Under “Fairy Tale” I would argue it is possible to lump the modern genres of horror, fantasy, and even comic book adventure so long as these conform to certain parameters. I would argue, for example, that Doctor Who, Dracula, and The Lord of the Rings are fairy tales while Battlestar Galactica, The Call of Cthulhu, and Howard’s Conan stories are not. Because it isn’t that fairy stories are aimed mainly at children—Dracula certainly was not—but because they all promise that no matter how dark, how horrible, and how terrifying the places they will take us into are, we will come back out into the light. You simply know, in a fairy story, that the dragon doesn’t get to win.
The dragon can’t win, because the fairy story is relentlessly humanist. The good guys beat the bad because this is how it should be, because it reaffirms our inate sense of justice. It doesn’t necessarily have to be easy, nor is it usually free. Stoker’s band of vampire hunters suffer horrific losses before defeating Count Dracula, and Frodo endures all manner of hardship in his quest to destroy the Ring. But there is never any doubt that Dracula will be dusted and the Ring melted down, and the reason people read such stories again and again and again is that they reinforce that most ludicrous and human of qualities…hope. When a child asks breathlessly to hear the same story again, it isn’t because he or she doesn’t know the fable word for word and line by line, but because taking the journey once more makes the world seem less random and impossible. It gives them hope.

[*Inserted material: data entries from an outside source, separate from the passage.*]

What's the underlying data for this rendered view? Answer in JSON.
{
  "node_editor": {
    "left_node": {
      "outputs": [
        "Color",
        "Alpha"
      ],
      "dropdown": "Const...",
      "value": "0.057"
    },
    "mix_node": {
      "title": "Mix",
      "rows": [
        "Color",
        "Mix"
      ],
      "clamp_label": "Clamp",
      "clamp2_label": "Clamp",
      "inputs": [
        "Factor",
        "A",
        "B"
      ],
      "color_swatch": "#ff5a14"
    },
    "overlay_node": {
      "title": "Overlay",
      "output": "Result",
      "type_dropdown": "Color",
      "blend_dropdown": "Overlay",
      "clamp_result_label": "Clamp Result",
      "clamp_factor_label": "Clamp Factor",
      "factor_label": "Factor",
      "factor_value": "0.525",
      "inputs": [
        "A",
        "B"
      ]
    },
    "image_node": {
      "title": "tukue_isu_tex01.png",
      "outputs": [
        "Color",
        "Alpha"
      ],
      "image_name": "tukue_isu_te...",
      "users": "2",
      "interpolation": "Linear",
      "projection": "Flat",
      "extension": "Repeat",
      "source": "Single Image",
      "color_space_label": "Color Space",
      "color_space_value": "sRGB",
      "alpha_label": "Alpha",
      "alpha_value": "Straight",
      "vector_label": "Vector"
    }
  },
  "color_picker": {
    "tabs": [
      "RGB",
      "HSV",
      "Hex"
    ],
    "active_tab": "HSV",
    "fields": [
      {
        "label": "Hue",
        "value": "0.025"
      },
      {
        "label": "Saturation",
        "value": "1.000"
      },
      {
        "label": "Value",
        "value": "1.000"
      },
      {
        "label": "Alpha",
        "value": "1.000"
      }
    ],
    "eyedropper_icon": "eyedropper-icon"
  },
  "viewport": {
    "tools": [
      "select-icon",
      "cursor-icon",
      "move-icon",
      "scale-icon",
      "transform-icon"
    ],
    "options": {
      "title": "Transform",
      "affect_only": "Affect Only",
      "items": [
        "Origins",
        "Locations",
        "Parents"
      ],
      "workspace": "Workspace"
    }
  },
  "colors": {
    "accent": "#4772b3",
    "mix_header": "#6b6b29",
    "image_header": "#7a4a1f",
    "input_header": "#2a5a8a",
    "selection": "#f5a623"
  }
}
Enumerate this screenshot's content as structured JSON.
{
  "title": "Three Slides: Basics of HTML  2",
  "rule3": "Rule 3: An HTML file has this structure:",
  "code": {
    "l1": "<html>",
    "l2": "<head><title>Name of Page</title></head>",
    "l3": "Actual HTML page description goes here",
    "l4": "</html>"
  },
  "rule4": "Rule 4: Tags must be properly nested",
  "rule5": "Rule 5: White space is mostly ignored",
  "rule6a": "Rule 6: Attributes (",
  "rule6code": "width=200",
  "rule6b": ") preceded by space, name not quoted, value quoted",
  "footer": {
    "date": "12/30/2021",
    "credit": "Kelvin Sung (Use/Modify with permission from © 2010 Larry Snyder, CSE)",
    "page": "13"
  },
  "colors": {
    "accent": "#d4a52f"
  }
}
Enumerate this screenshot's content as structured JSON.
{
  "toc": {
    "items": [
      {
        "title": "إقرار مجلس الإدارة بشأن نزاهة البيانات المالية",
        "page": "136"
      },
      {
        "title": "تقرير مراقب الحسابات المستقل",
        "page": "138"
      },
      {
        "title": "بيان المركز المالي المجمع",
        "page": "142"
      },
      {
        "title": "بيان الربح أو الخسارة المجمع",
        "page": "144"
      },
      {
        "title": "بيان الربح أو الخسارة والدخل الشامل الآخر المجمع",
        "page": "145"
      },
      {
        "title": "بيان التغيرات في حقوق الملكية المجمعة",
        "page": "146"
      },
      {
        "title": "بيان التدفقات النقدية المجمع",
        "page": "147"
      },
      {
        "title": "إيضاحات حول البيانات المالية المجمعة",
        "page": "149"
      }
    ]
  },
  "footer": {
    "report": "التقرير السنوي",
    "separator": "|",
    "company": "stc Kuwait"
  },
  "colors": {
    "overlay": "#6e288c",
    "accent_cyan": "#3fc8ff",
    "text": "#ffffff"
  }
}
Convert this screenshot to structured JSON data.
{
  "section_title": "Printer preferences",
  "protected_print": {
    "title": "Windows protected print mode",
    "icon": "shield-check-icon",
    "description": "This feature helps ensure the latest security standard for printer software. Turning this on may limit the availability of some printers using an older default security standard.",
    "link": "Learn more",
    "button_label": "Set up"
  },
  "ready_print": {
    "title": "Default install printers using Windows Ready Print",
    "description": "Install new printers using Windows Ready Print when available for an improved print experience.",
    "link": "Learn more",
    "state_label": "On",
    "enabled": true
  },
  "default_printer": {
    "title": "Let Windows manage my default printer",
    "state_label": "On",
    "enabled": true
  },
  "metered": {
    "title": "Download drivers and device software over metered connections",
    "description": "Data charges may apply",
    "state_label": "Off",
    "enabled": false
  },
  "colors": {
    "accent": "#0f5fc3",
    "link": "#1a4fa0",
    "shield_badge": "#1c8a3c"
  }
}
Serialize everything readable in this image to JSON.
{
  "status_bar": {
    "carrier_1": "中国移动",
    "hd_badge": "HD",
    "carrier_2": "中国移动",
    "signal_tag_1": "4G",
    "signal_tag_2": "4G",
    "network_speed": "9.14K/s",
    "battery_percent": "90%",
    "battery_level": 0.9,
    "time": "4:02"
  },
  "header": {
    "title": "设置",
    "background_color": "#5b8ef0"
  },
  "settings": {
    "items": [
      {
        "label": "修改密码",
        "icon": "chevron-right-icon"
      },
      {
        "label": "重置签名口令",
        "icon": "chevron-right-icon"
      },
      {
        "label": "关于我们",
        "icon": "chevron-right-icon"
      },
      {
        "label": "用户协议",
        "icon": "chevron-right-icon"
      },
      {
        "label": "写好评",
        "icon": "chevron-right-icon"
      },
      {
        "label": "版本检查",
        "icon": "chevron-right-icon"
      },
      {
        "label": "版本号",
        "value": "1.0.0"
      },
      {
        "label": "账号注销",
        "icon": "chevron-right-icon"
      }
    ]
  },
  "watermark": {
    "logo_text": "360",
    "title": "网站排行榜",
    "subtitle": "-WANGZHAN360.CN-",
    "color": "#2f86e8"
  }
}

As an intellectual I can extol the virtues of H. P. Lovecraft, because his horror fiction portrays an image of the world as it is. Not that nameless gods and unspeakable alien horrors surround us, but because Lovecraft understands that the universe is vast, mankind is impossibly small, and that the former doesn’t particular notice or care that the latter even exists. But as a magician I can never be satisfied by Lovecraft in the same way I can by Stoker, because Stoker is reaffirming the value of my humanity. This may well be an illusion, but it is an illusion we all need to get out of bed every day.
Mind you, not every fairy tale needs a happily ever after, so long as it affirms human standards and values. In the earliest versions of Red Riding Hood, the girl ends up eaten. But she was eaten because she willfully violated those two most sacred rules—keep to the path and don’t talk to strangers—and the message is still positive because it illustrates to the listener why these rules must be followed. Had Lil’ Red kept to the path, ignored the wolf, and been eaten anyway, it wouldn’t be a Fairy Tale…it would be a tragedy the likes of which fill the media everyday.
Perhaps because I am a cynic and a realist, I find fairy tales far preferable to the alternative. There was no doubt that the Bride would get her just revenge in Kill Bill, that Harry would eventually defeat Voldemort, or that the Doctor will defeat the Daleks every time. Joining them as they accomplish these things is both cathartic and healing, and I daresay even vital. Because if human beings did not—like Alice—dare to believe impossible things, we would all still be living in caves.